# Named Entity Recognition with BERT.

In [1]:
import torch as T
import torch.nn as nn
import torch.optim as optim
import torch.nn.functional as F
from torch.utils.data import Dataset, DataLoader

from transformers import AutoTokenizer, BertModel

import pandas as pd
import numpy as np
import matplotlib.pyplot as plt

from sklearn import preprocessing
from sklearn import model_selection

from typing import List, Dict, Tuple, Optional
import warnings
from tqdm import tqdm
warnings.simplefilter('ignore')

## Dataset

In [2]:
df = pd.read_csv('/kaggle/input/entity-annotated-corpus/ner_dataset.csv', encoding='latin-1')
df.head(10)

Unnamed: 0,Sentence #,Word,POS,Tag
0,Sentence: 1,Thousands,NNS,O
1,,of,IN,O
2,,demonstrators,NNS,O
3,,have,VBP,O
4,,marched,VBN,O
5,,through,IN,O
6,,London,NNP,B-geo
7,,to,TO,O
8,,protest,VB,O
9,,the,DT,O


In [3]:
df['Sentence #'] = df['Sentence #'].fillna(method='ffill')
df.head(10)

Unnamed: 0,Sentence #,Word,POS,Tag
0,Sentence: 1,Thousands,NNS,O
1,Sentence: 1,of,IN,O
2,Sentence: 1,demonstrators,NNS,O
3,Sentence: 1,have,VBP,O
4,Sentence: 1,marched,VBN,O
5,Sentence: 1,through,IN,O
6,Sentence: 1,London,NNP,B-geo
7,Sentence: 1,to,TO,O
8,Sentence: 1,protest,VB,O
9,Sentence: 1,the,DT,O


In [4]:
class Config:
    max_len = 128
    epochs = 20
    base_model = "bert-base-uncased"
    tokenizer = AutoTokenizer.from_pretrained(base_model, do_lower_case=True)
    train_batch_size = 32
    valid_batch_size = 8
    device = T.device("cuda" if T.has_cuda else "mps" if T.has_mps else "cpu")

config = Config()

Downloading:   0%|          | 0.00/28.0 [00:00<?, ?B/s]

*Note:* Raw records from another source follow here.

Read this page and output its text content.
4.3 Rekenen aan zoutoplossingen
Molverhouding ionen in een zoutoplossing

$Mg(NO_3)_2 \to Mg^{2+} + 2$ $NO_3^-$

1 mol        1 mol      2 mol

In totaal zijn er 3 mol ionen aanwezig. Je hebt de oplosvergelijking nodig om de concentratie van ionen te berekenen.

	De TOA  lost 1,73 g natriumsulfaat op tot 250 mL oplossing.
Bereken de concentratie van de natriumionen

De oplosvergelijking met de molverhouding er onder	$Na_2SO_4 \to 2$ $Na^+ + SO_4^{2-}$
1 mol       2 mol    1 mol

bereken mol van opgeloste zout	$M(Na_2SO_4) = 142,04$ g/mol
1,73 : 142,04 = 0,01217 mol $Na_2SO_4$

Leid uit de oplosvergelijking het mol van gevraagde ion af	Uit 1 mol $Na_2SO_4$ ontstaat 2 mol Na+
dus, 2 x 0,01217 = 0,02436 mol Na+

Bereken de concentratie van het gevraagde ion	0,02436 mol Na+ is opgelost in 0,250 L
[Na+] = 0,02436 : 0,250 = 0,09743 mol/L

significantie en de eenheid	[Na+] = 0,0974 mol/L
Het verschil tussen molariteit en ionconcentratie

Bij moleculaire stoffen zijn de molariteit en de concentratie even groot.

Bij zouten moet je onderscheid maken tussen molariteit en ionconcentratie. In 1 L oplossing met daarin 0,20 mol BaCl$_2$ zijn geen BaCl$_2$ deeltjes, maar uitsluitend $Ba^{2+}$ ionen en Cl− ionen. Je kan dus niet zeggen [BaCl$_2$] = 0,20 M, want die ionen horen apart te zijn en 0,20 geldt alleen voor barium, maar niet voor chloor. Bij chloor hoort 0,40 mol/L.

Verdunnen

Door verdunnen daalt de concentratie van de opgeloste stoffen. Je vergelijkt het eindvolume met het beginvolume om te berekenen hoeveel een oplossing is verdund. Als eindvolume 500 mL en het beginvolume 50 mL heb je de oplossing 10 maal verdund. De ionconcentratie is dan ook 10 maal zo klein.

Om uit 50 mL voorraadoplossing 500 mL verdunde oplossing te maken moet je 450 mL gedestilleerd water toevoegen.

Downloading:   0%|          | 0.00/570 [00:00<?, ?B/s]

Downloading:   0%|          | 0.00/226k [00:00<?, ?B/s]

Downloading:   0%|          | 0.00/455k [00:00<?, ?B/s]

In [5]:
config.tokenizer("hello", add_special_tokens=False)

{'input_ids': [7592], 'token_type_ids': [0], 'attention_mask': [1]}

In [6]:
config.tokenizer("[PAD]", add_special_tokens=False)

{'input_ids': [0], 'token_type_ids': [0], 'attention_mask': [1]}

In [7]:
config.tokenizer("[CLS]", add_special_tokens=False)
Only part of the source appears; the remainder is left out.